The Elephant & Castle (No 97) on the left and Wisteria Cotttage (No 89) the white building on the right. The photo was taken early in the morning after the annual Fair, hence the welcome absence of cars in the street.
No. 89 (Wisteria Cottage) is where Roald Dahl lived from 1948 to the beginning of 1951 when he went to the USA. His mother stayed for a few more years. It is a listed building grade II with an elaborate Georgian-style door case and hood.
The census shows owners of the house were mostly of independent means: Sophia Marshall born 1788, Annuitant, recorded in 1851 and 1861. John Marshall born 1831, owner of house property and land, recorded in 1871 and 1881. Living with him in the house in 1871 were his wife Eliza Victoria aged 34 and a servant Ann Wallington 21. Living in the house in 1881 were his wife, and children John 9, Eliza 7, Charles 5 and Edward 3 with a servant Sarah Holt aged 24. Living in the house in 1891 were his son, Edward 13 and a general domestic servant, aged 71 called Mary Gould. John M Colley 43 Baptist minister recorded in 1901. Abel Dumbarton, 60 Independent recorded in 1911.
Gwyneth Wilkie has been looking at the Will of Thomas Marshall, who died on the 13th May 1842.
It is a Prerogative Court of Canterbury Will, PROB 11/1964, held at the National Archives but accessible through two websites, Ancestry.co.uk and TheGenealogist.co.uk. The Will, signed on 7 April 1838, has two codicils dated 10 May 1840 and 21 Nov 1840. The second of these concerns a freehold messuage on the north-east side of the High Street which Thomas Marshall has purchased from James Stratford. The purpose of the codicil is to allow his wife Sophia Marshall to reside in the house for as long as she remains his widow and wishes to occupy it.
When the codicil was written (Nov 1840) the house was ‘occupied by Misses Cox and Drayton.’
As the Marshalls had to vacate Whyteposts after the death of Thomas Marshall and then went to live at no 89, it could be the purchase referred to in the will. In 1840 housed the Cox & Drayton Ladies’ Boarding & Day School. Pigot’s Directory for 1842 listed amongst Amersham’s schools ‘Cox & Drayton (ladies’ boarding and day), High Street’.
No. 91 is where Mr Alfred Bizzell (see photo below) had his grocer’s shop from about 1895. His son had taken over the shop by 1935. (It is said that Alfred Bizzell, who was responsible for re-opening the Baptist Chapel at the top of The Platt (now Chapel House), would go there with his family and friends at times when Mr Bizzell had calculated that the world would end!) The shop was later Collectors’ Treasures, specialising in maps. In 2012 it re-opened as The Grocer at 91, having previously been a shoe and handbag shop.
Nos.91, 93 and 95 with the three large box dormers are a listed buildings grade II.

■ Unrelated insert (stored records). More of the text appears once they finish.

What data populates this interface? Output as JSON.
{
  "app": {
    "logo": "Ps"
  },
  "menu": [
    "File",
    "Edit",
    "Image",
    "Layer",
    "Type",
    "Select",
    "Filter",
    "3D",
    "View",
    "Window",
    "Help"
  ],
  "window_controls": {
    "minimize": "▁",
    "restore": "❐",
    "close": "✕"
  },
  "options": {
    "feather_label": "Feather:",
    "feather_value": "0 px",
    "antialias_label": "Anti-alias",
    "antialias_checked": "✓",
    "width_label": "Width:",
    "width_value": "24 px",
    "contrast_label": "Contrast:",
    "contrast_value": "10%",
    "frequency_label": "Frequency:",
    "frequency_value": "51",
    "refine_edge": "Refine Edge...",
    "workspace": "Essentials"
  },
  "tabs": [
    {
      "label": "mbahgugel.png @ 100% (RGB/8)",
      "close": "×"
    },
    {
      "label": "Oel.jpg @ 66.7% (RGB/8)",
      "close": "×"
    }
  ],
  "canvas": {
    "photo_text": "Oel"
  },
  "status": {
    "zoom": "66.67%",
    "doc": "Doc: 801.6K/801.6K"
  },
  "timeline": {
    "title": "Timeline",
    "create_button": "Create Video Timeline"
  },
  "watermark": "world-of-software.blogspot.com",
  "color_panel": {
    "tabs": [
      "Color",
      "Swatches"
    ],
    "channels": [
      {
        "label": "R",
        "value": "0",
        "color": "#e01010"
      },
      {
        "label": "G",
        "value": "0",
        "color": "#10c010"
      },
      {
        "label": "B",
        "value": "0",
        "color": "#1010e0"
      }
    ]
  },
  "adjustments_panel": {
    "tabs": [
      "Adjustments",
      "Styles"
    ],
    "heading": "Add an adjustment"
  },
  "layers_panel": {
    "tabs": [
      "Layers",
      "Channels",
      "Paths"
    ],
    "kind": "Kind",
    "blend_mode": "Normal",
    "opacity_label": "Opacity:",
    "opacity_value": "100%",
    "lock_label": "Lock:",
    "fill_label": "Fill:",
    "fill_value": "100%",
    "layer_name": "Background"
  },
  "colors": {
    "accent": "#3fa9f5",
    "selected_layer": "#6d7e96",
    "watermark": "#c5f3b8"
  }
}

No. 95, next to the pub,was the home of the Brazil family and the site of the family’s butcher’s shop. They went on to set up a large sausage and pie factory, which was where Tesco is today. The house was later occupied by Val Biro, an author who wrote many children’s books about a car called Gumdrop (see article below). He died in 2014.

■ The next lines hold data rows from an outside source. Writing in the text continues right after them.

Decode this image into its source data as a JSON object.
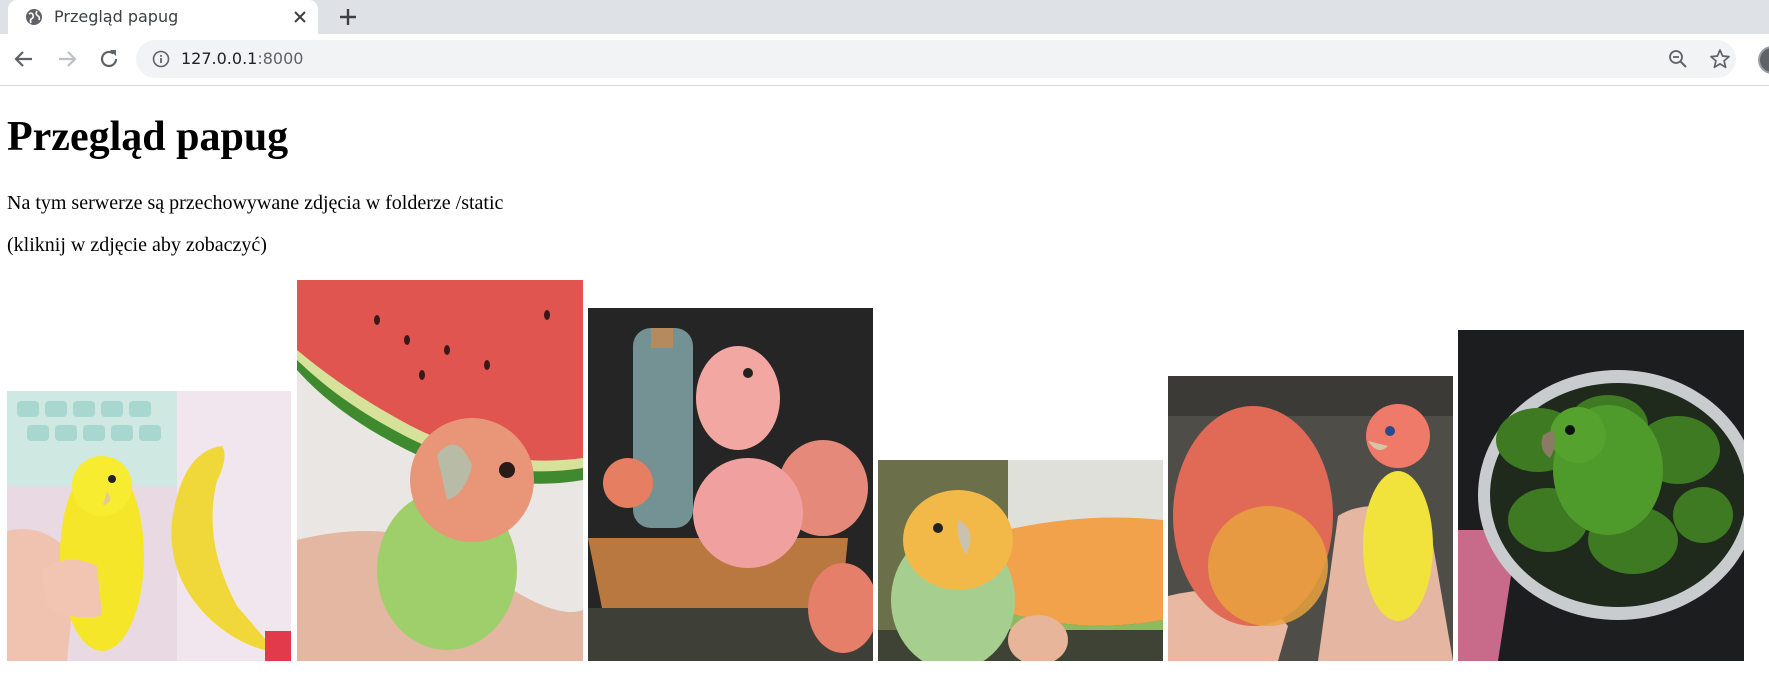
{
  "browser": {
    "tab_title": "Przegląd papug",
    "url_host": "127.0.0.1",
    "url_port": ":8000"
  },
  "page": {
    "title": "Przegląd papug",
    "description": "Na tym serwerze są przechowywane zdjęcia w folderze /static",
    "hint": "(kliknij w zdjęcie aby zobaczyć)"
  },
  "photos": [
    {
      "subject": "yellow parakeet with banana"
    },
    {
      "subject": "lovebird with watermelon"
    },
    {
      "subject": "pink bird on peaches"
    },
    {
      "subject": "lovebird with melon"
    },
    {
      "subject": "lovebird with mango"
    },
    {
      "subject": "green parrot with avocados"
    }
  ],
  "colors": {
    "tabstrip": "#dee1e6",
    "omnibox": "#f1f3f4"
  }
}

Click on any of the photographs below to enlarge it and to see the description. Then click on forward or back arrows at the foot of each photograph. To close the pictures, just click on one.
Val Biro and Gumdrop
This article was written by Rodney Fox for a model car club newsletter
Val Biro ( pronounced beer – oh ) is a Hungarian born Artist & Author and “ Gumdrop “ is the name of his car.
I first met Val at a Classic Car Rally in Chesham, Bucks in the early 1960’s, where he had his 1926 Austin 12/4 ‘Clifton’ Tourer on display. In front of the car was a table with various childrens books on it all having “ Gumdrop “ in the title. He wrote and illustrated 39 Gumdrop books in all.

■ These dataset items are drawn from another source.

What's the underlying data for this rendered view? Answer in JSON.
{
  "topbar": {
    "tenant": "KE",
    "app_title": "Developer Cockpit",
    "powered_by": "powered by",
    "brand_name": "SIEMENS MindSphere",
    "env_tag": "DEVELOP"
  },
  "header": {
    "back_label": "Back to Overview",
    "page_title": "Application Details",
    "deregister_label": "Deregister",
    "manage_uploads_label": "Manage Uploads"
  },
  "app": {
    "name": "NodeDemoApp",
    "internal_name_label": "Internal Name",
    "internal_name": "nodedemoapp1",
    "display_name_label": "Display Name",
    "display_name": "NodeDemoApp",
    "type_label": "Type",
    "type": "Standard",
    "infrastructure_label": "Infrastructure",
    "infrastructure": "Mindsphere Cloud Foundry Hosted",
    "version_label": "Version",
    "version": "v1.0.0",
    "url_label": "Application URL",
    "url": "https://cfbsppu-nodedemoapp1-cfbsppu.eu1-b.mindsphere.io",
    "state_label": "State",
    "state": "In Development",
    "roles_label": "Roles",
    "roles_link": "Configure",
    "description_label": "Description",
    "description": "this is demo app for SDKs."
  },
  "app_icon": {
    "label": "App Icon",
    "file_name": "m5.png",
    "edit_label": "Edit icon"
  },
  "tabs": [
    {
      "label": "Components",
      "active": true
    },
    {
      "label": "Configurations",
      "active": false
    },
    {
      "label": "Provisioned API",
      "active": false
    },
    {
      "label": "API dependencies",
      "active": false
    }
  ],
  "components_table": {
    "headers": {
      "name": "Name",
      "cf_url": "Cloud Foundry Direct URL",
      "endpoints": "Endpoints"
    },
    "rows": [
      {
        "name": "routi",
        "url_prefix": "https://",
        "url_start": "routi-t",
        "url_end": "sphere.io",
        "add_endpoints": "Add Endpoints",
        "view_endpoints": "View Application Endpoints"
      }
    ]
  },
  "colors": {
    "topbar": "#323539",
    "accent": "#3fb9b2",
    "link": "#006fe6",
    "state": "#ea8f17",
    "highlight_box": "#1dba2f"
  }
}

He moved from Hungary in 1939 to study art at The London Art College and soon after received commissions for book cover illustrations, he did some 4,000 in all, he also had a 21 year period with the Radio Times doing at least one illustration per week.
There is now a superb 1/43rd. scale model of “ Gumdrop “ made by Oxford Die-cast, all the detail is correct i.e the well cast artillary type wheels, the Brass plated radiator., a bulb horn mounted on the windscreen pillar, a wooden tool box on the off-side running board and a ‘Pratts’ Motor Oil can on the near-side running board. One minor comment I would have is that the canvas hood is in semi-gloss black, wich is probably the colour it was when new but now it is a matt light grey, nothing that a repaint would not put right.